“The best advice I can give anyone going through a rough patch is to never be afraid to ask for help.”  ~ Demi Lovato

When I have a toothache, I get help from my dentist. My CPA helps prepare my income tax return.  And if my car has a dead battery, I call for roadside assistance.  It’s kind of a no-brainer to ask for help when we’re going to be paying for the service provided.  But what if I need help with a work assignment, or advice about a relationship?  Why is it easier for some people to ask for help than for others?  Is it essentially a gender difference, like the stereotypical male who won’t ask for directions?  Could it be a control issue?

Let’s say you’ve been assigned a project at work and you can’t figure out how to get started.  Instead of asking your boss for clarification, you simply stall, postpone it, and then feel like a jerk when she asks you how it’s coming along.  What’s really going on here?  Are you afraid of looking incompetent?  Why can’t you simply admit to your boss that you’re having difficulty?

And what if you’ve gotten yourself into a ton of credit card debt, with bill collectors calling you night and day?  Why do you avoid answering the phone?  Are you embarrassed?  Have you considered making an appointment with a credit counselor?

There are about a thousand ways to ask for help without seeming dumb, weak, or needy.   For starters, choose the best person to ask for the specific help you need.  If you want to know how to set up a spreadsheet, chances are your grandma won’t be the first person you ask.  And if you’re looking for an emergency babysitter, I’d definitely shy away from your reclusive neighbor.  When you ask for help, be specific, don’t beat around the bush, and make sure to allow room for the other person to decline.  Consider this:  instead of making a demand, try making it reciprocal.  “If you are willing to spend a couple of hours with me sorting through my messed-up budget, I’ll happily take your kids to the park for an afternoon.”

If you are asking for a loan, one of the most difficult things to conjure up the nerve to do, make sure the lender understands your intent to repay.  Make that request in private, and face-to-face.  The fact that you’re in a bind doesn’t make you a bad person.  Remember that you’re not the first person in the history of the universe to be in that situation.
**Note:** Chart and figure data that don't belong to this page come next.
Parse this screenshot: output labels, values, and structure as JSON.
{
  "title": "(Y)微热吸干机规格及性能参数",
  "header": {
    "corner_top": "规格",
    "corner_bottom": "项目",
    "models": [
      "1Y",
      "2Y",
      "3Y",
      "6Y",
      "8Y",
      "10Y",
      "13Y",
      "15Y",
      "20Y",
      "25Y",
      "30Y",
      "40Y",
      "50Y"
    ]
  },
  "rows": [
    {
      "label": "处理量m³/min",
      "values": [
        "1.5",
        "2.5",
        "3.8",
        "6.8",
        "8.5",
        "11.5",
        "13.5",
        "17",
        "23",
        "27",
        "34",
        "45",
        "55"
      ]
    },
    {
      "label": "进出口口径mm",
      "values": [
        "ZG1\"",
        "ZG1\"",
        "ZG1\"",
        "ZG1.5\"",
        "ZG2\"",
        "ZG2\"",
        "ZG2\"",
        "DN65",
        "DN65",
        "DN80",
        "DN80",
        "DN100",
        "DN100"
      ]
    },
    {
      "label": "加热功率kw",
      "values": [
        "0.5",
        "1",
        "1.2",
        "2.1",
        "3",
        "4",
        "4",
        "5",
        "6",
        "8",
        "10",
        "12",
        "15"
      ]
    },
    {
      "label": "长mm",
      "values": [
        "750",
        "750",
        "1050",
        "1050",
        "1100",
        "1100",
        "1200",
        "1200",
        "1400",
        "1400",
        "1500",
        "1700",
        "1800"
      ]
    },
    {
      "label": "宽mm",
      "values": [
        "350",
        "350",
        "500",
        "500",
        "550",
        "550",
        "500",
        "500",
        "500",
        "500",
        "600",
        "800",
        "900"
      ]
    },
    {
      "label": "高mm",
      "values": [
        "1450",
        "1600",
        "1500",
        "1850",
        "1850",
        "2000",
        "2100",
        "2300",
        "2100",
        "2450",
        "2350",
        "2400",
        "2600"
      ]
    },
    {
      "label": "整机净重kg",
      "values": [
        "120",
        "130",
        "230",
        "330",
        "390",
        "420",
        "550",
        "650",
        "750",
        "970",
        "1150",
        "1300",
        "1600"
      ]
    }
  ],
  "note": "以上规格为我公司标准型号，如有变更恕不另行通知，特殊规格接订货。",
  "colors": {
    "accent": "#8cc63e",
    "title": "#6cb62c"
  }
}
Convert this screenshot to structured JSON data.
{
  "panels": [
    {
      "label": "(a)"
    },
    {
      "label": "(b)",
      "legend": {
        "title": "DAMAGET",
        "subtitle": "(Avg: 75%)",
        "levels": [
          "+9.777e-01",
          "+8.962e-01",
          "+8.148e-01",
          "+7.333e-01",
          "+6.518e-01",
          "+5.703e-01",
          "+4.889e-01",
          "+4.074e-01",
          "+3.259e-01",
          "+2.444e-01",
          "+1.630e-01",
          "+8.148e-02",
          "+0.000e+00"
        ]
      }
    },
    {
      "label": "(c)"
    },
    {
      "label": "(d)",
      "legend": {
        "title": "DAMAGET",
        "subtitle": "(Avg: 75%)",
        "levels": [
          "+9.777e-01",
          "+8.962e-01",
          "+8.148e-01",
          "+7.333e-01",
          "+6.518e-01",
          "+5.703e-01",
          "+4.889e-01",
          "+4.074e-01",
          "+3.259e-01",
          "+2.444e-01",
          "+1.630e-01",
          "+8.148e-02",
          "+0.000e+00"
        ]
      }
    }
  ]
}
Even if you’re the boss, you cannot possibly do everything yourself.  And I’m not talking about delegating menial tasks here; I’m talking about genuinely admitting you need help.  What makes us vulnerable also makes us human.  And humans need to be able to ask for help from time to time.

And if you’re fortunate enough to find yourself on the receiving side of a request for help, be generous.  It’s a good feeling.